超・格差社会アメリカの真実
超・格差社会アメリカの真実 小林由美著 日経BP社 1700円+税
ISBN 4-8222-4542-X
Nickel and Dimedを読んだあと、なぜか格差社会、ワーキングプアといった題材を扱った本を立て続けに読んでいる。自分自身の来た道を振り返って、無関心ではいられないから。
私はどうにか大学に合格した後、すぐに自活できるようにアルバイト先をいろいろ探した。自分の親が信じられなかったから。悪いことに予想は当たり、夏休みになる前に、それまでもわずかだった仕送りは途絶えた。母親に確認すると、父親が友人の借金の保証人になり、金がなくなったからとのことだった。
ちょっと意外だった。父親自身の借金で破綻することを予想していたから。父親は賭け事に使っていたのか、女に貢いでいたのか、以前から借金を作っては、田舎の親や母の里に迷惑をかけていた。
父は勤めていた国鉄を退職して借金を返すことになり、私は一切親の力を頼らずに生きていくことにして、母親に預けていた銀行通帳を返してもらった。送金先をなくすために。
さて、本題に戻り、この本はやはり、勝者の論理で語られているのかなと感じた。
『キャリアは誰か(会社)から与えられるものと言う前提もおかしい。人生は与えられるものと言う発想は、身分制度があった時代なら止むを得なかっただろうが、幸いにして日本にはカースト制度はないし、地理的な移動も自由だ。
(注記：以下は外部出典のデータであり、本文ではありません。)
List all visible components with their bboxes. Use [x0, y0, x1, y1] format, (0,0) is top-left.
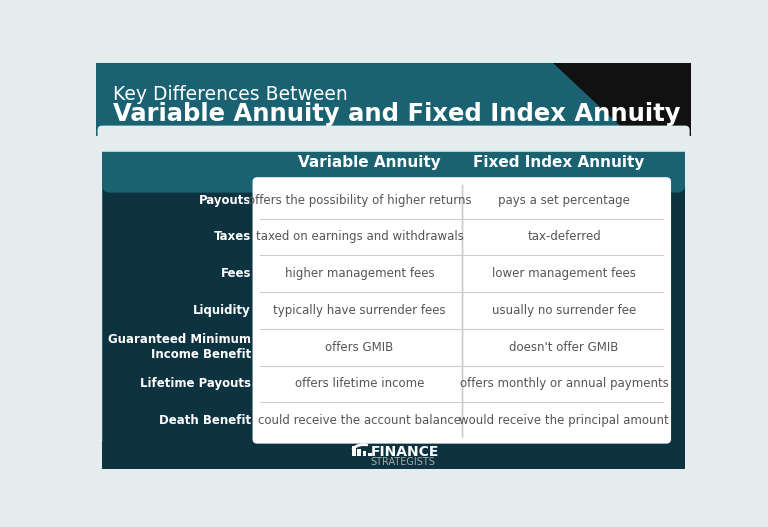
- Text: Liquidity: Liquidity: [194, 304, 251, 317]
- Text: Key Differences Between: Key Differences Between: [113, 85, 348, 104]
- Text: offers GMIB: offers GMIB: [326, 340, 394, 354]
- FancyBboxPatch shape: [102, 139, 685, 192]
- Bar: [357, 448, 361, 456]
- Text: could receive the account balance: could receive the account balance: [258, 414, 461, 427]
- Text: lower management fees: lower management fees: [492, 267, 636, 280]
- FancyBboxPatch shape: [98, 125, 690, 152]
- Text: Fixed Index Annuity: Fixed Index Annuity: [473, 155, 644, 170]
- Text: Taxes: Taxes: [214, 230, 251, 243]
- FancyBboxPatch shape: [253, 177, 671, 444]
- Text: higher management fees: higher management fees: [285, 267, 435, 280]
- Bar: [362, 451, 366, 456]
- Text: Fees: Fees: [220, 267, 251, 280]
- Text: offers lifetime income: offers lifetime income: [295, 377, 424, 391]
- Text: Variable Annuity: Variable Annuity: [298, 155, 441, 170]
- Text: FINANCE: FINANCE: [370, 445, 439, 460]
- Text: Payouts: Payouts: [199, 194, 251, 207]
- Text: taxed on earnings and withdrawals: taxed on earnings and withdrawals: [256, 230, 463, 243]
- Bar: [368, 453, 372, 456]
- Bar: [110, 175, 677, 187]
- Text: offers the possibility of higher returns: offers the possibility of higher returns: [248, 194, 472, 207]
- Bar: [96, 63, 691, 136]
- Text: offers monthly or annual payments: offers monthly or annual payments: [460, 377, 668, 391]
- Text: typically have surrender fees: typically have surrender fees: [273, 304, 445, 317]
- Text: STRATEGISTS: STRATEGISTS: [370, 457, 435, 467]
- Text: Lifetime Payouts: Lifetime Payouts: [140, 377, 251, 391]
- Text: Guaranteed Minimum
Income Benefit: Guaranteed Minimum Income Benefit: [108, 333, 251, 361]
- Bar: [352, 446, 356, 456]
- Text: doesn't offer GMIB: doesn't offer GMIB: [509, 340, 619, 354]
- Polygon shape: [553, 63, 691, 136]
- Text: would receive the principal amount: would receive the principal amount: [459, 414, 669, 427]
- Text: pays a set percentage: pays a set percentage: [498, 194, 630, 207]
- Text: usually no surrender fee: usually no surrender fee: [492, 304, 636, 317]
- Bar: [102, 441, 685, 469]
- Text: Death Benefit: Death Benefit: [159, 414, 251, 427]
- FancyBboxPatch shape: [102, 139, 685, 456]
- Text: tax-deferred: tax-deferred: [527, 230, 601, 243]
- Text: Variable Annuity and Fixed Index Annuity: Variable Annuity and Fixed Index Annuity: [113, 102, 680, 126]
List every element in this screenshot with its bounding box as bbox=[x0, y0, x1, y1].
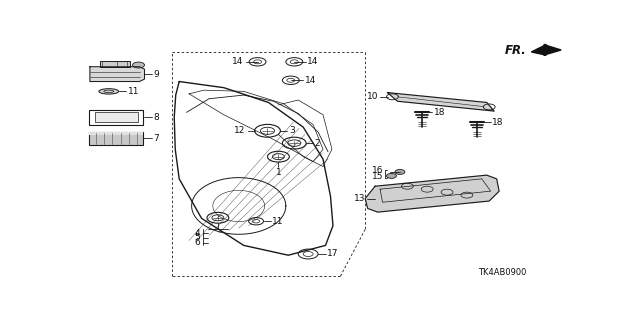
Polygon shape bbox=[388, 92, 494, 111]
FancyBboxPatch shape bbox=[95, 112, 138, 122]
Text: 17: 17 bbox=[327, 250, 339, 259]
Text: TK4AB0900: TK4AB0900 bbox=[478, 268, 527, 277]
Text: 16: 16 bbox=[372, 166, 383, 175]
Polygon shape bbox=[365, 175, 499, 212]
Text: 7: 7 bbox=[154, 134, 159, 143]
Text: 2: 2 bbox=[315, 139, 320, 148]
Text: 9: 9 bbox=[154, 70, 159, 79]
Text: 13: 13 bbox=[354, 194, 365, 203]
FancyBboxPatch shape bbox=[89, 132, 143, 135]
Ellipse shape bbox=[99, 89, 118, 94]
Text: 11: 11 bbox=[273, 217, 284, 226]
Text: 5: 5 bbox=[195, 234, 200, 243]
Circle shape bbox=[387, 173, 396, 178]
Text: 18: 18 bbox=[492, 118, 504, 127]
Text: 15: 15 bbox=[372, 172, 383, 181]
Text: 14: 14 bbox=[305, 76, 316, 85]
Text: 1: 1 bbox=[276, 168, 281, 177]
Text: 4: 4 bbox=[195, 228, 200, 237]
Circle shape bbox=[395, 170, 405, 174]
Text: 11: 11 bbox=[127, 87, 139, 96]
Polygon shape bbox=[90, 67, 145, 82]
Text: 18: 18 bbox=[434, 108, 445, 117]
Text: 3: 3 bbox=[289, 126, 294, 135]
Polygon shape bbox=[531, 44, 561, 55]
FancyBboxPatch shape bbox=[89, 132, 143, 145]
Text: 14: 14 bbox=[307, 57, 319, 66]
Text: 10: 10 bbox=[367, 92, 379, 101]
FancyBboxPatch shape bbox=[100, 60, 129, 68]
Circle shape bbox=[132, 62, 145, 68]
Text: 6: 6 bbox=[195, 238, 200, 247]
Text: 14: 14 bbox=[232, 57, 244, 66]
Text: 8: 8 bbox=[154, 113, 159, 122]
Text: 12: 12 bbox=[234, 126, 246, 135]
Text: FR.: FR. bbox=[505, 44, 527, 57]
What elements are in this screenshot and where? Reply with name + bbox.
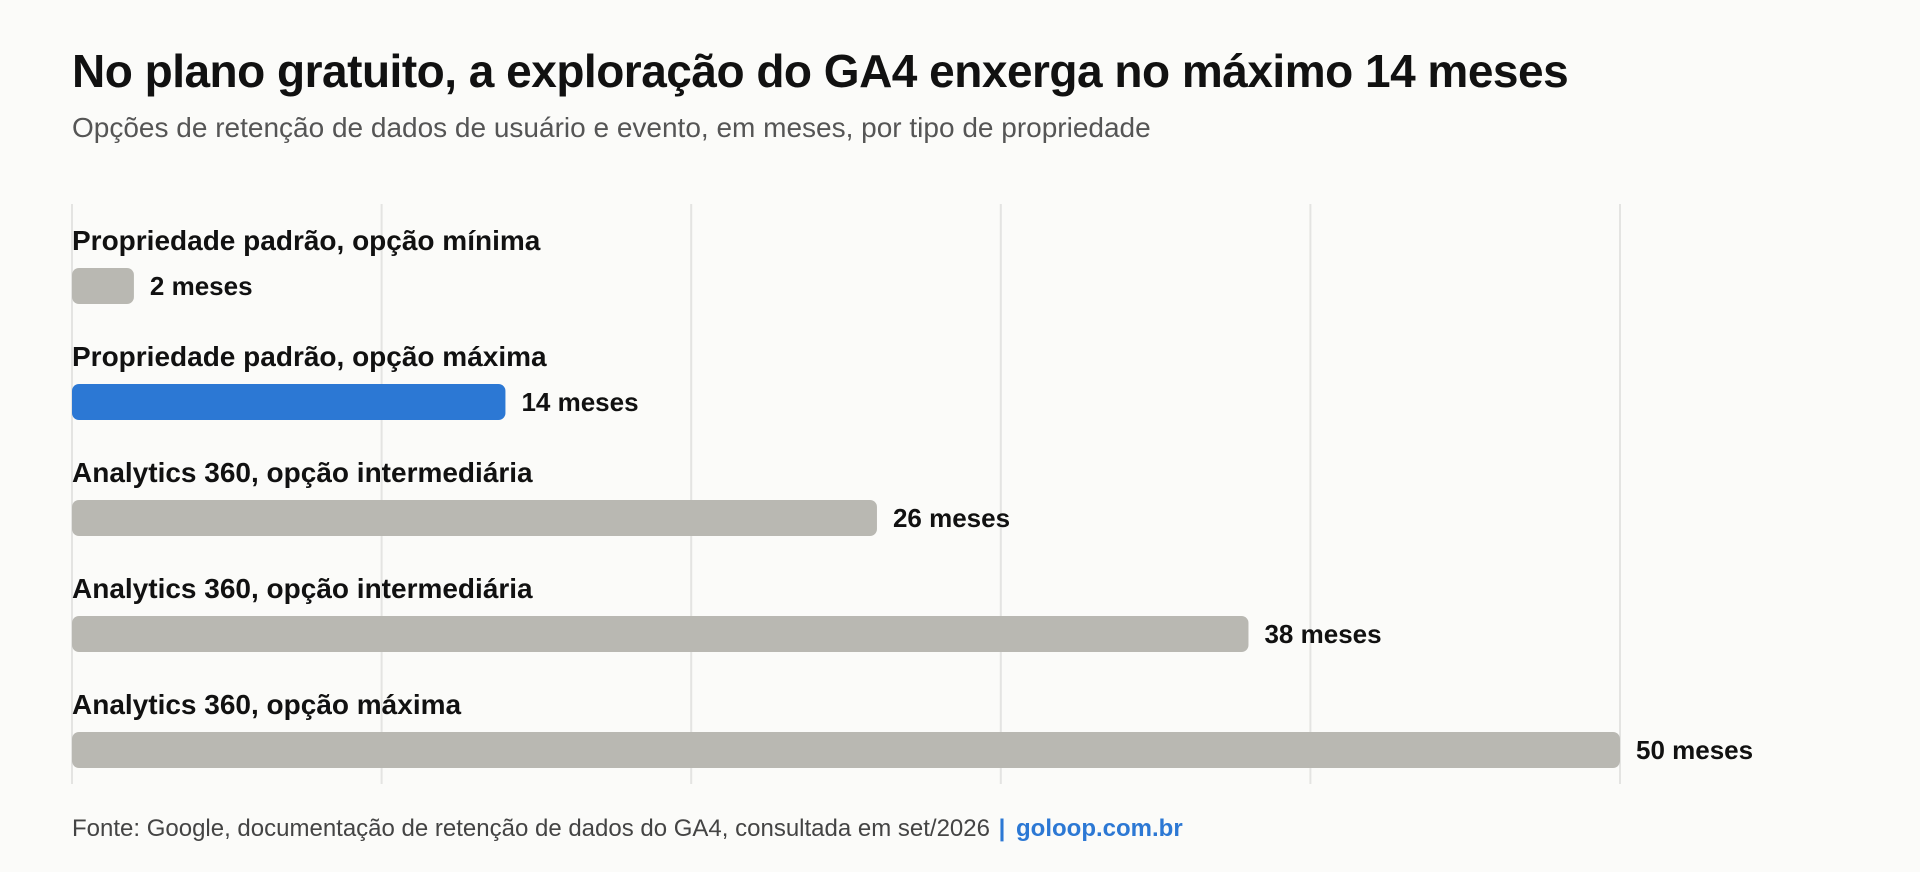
bar bbox=[72, 616, 1249, 652]
value-label: 2 meses bbox=[150, 271, 253, 301]
value-label: 38 meses bbox=[1264, 619, 1381, 649]
bar bbox=[72, 732, 1620, 768]
bar-row-4: Analytics 360, opção máxima 50 meses bbox=[72, 689, 1753, 768]
chart-title: No plano gratuito, a exploração do GA4 e… bbox=[72, 45, 1569, 97]
bar-highlight bbox=[72, 384, 506, 420]
bar-row-2: Analytics 360, opção intermediária 26 mes… bbox=[72, 457, 1010, 536]
bar-row-3: Analytics 360, opção intermediária 38 mes… bbox=[72, 573, 1382, 652]
category-label: Propriedade padrão, opção máxima bbox=[72, 341, 547, 372]
category-label: Analytics 360, opção intermediária bbox=[72, 457, 533, 488]
grid-lines bbox=[71, 204, 1621, 784]
bar-row-1: Propriedade padrão, opção máxima 14 meses bbox=[72, 341, 639, 420]
category-label: Analytics 360, opção máxima bbox=[72, 689, 462, 720]
source-note: Fonte: Google, documentação de retenção … bbox=[72, 815, 990, 842]
category-label: Propriedade padrão, opção mínima bbox=[72, 225, 541, 256]
bar-row-0: Propriedade padrão, opção mínima 2 meses bbox=[72, 225, 541, 304]
bar bbox=[72, 268, 134, 304]
value-label: 50 meses bbox=[1636, 735, 1753, 765]
footer-separator: | bbox=[998, 815, 1006, 842]
value-label: 26 meses bbox=[893, 503, 1010, 533]
value-label: 14 meses bbox=[521, 387, 638, 417]
site-link[interactable]: goloop.com.br bbox=[1016, 815, 1183, 842]
category-label: Analytics 360, opção intermediária bbox=[72, 573, 533, 604]
chart-footer: Fonte: Google, documentação de retenção … bbox=[72, 815, 1183, 843]
chart-subtitle: Opções de retenção de dados de usuário e… bbox=[72, 112, 1151, 143]
bar bbox=[72, 500, 877, 536]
さまざまな差別も解消されてきて、転職に対する偏見も薄らぎ、機会も増えた。もはや押し付けられたキャリアや人生設計に従う必要がなく、自分で人生を作っていけるようになったのは、むしろようやく手に入れることができた権利であり、機会ではないだろうか?』と筆者は述べる。
これもまたアメリカ型勝者の視点から言えることで、今現実に格差が広がっているのは、地方で生まれ育ち、そこから出ることができない、あるいは出ることを選択として考えない人の問題が大きい。確かに、それぞれの地域で暮らすことは個人の選択でもあるのだが、もし経済的に豊かになりたければ都会へ出ろと極論するのであれば、日本全体の問題につながるだろう。南西諸島の孤島が住む人がなくなり、中国の野望の対象となっているように、経済原則だけでは語れない要素がある。
格差をすべて政府や企業の問題とする立場は受け入れられないが、都会と地方の格差を自由経済の名の元にそのまま放置しておくこともまた許されないだろう。